Reactions by the Human Rights Community
When the law was passed, Borshchyov called it ‘very, very spoilt’. Then, in autumn 2010, after the second round of PMC members were selected, a group of activists from Memorial wrote a letter to the Public Chamber asking it to remember that ‘the spirit and sense of public scrutiny consist in defending the rights of people deprived of freedom, but not in guaranteeing membership in Public Commissions to the power structures that are supposed to be monitored.’
Last month, leader of NGO Gulagu.net and president of the ONK.RF council, Vladimir Osechkin, published an open later to the Public Chamber on his website signed by 143 colleagues, stating the following: ‘All of you, gentlemen, are adult and educated people. You have all read The Gulag Archipelago by Solzhenitsyn. And are you not ashamed that thanks to your inaction “former” law enforcement officers have joined and taken over power inside many PMCs in the regions, and there are constantly coming pseudo-reports and news of yet another murder, suicide, death of prisoners?’

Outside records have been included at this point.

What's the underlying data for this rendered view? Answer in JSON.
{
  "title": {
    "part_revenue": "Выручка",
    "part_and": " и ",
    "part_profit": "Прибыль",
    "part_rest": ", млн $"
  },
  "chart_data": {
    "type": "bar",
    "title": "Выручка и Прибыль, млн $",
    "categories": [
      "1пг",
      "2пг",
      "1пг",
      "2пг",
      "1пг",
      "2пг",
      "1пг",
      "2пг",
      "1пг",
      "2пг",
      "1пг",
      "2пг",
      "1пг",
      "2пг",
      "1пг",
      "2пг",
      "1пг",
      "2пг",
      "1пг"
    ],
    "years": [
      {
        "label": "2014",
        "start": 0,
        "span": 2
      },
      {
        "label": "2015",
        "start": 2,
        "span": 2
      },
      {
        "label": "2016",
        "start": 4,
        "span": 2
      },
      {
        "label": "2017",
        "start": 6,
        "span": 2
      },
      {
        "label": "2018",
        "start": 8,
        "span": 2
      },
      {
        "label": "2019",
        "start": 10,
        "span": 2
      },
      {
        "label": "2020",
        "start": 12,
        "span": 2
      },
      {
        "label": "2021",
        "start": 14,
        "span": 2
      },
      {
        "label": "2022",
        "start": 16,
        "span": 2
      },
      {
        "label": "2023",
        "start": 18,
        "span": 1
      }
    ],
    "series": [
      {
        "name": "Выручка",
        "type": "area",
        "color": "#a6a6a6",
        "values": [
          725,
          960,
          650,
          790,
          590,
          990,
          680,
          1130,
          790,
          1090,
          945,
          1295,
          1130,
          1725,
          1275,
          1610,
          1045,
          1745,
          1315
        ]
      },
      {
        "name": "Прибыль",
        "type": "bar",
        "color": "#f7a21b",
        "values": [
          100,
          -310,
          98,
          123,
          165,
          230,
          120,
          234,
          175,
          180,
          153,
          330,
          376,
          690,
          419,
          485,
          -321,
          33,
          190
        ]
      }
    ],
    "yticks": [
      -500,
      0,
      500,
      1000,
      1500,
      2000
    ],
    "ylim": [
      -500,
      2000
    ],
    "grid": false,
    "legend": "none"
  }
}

In short, human rights activists feel that the potential for PMCs to perform independent monitoring of prisons and to hold detention centre authorities to account, has been undermined by the desire instead to create institutions that will endorse the status quo. PMCs, as they stand, permit a hybrid, state-controlled form of scrutiny, which is dependent on the energy and integrity of individual PMC members, rather than the institution itself.

Conclusion: A Bleak Prognosis for the Third Convocation
The forecast is not good for the next set of Public Monitoring Commissions. In Moscow and St Petersburg, Russia’s most liberal cities, only half of the current members belong to organisations broadly recognised as human rights groups. In the regions, where activists are fewer, the average salary is much lower and the distance between detention facilities can take days to traverse, most commissions are devoid of critical members. And in many places there are simply not enough people to do the job.

Furthermore, in recent months a witch-hunt for ‘political’ NGOs with funding from abroad has been instigated by the Kremlin, demanding they brand themselves as ‘foreign agents’. These organisations are generally the most out-spoken on rights issues and regional authorities have little choice but to distance themselves from co-operating with them. Who would want a ‘foreign agent’ in a government-sanctioned prison watchdog?

While it is a victory for the human rights movement that the possibility for the independent monitoring of prisons exists at all in Russia, their slow and painful evisceration is just another example of the increasingly strained relationship between the state and human rights activists in the country.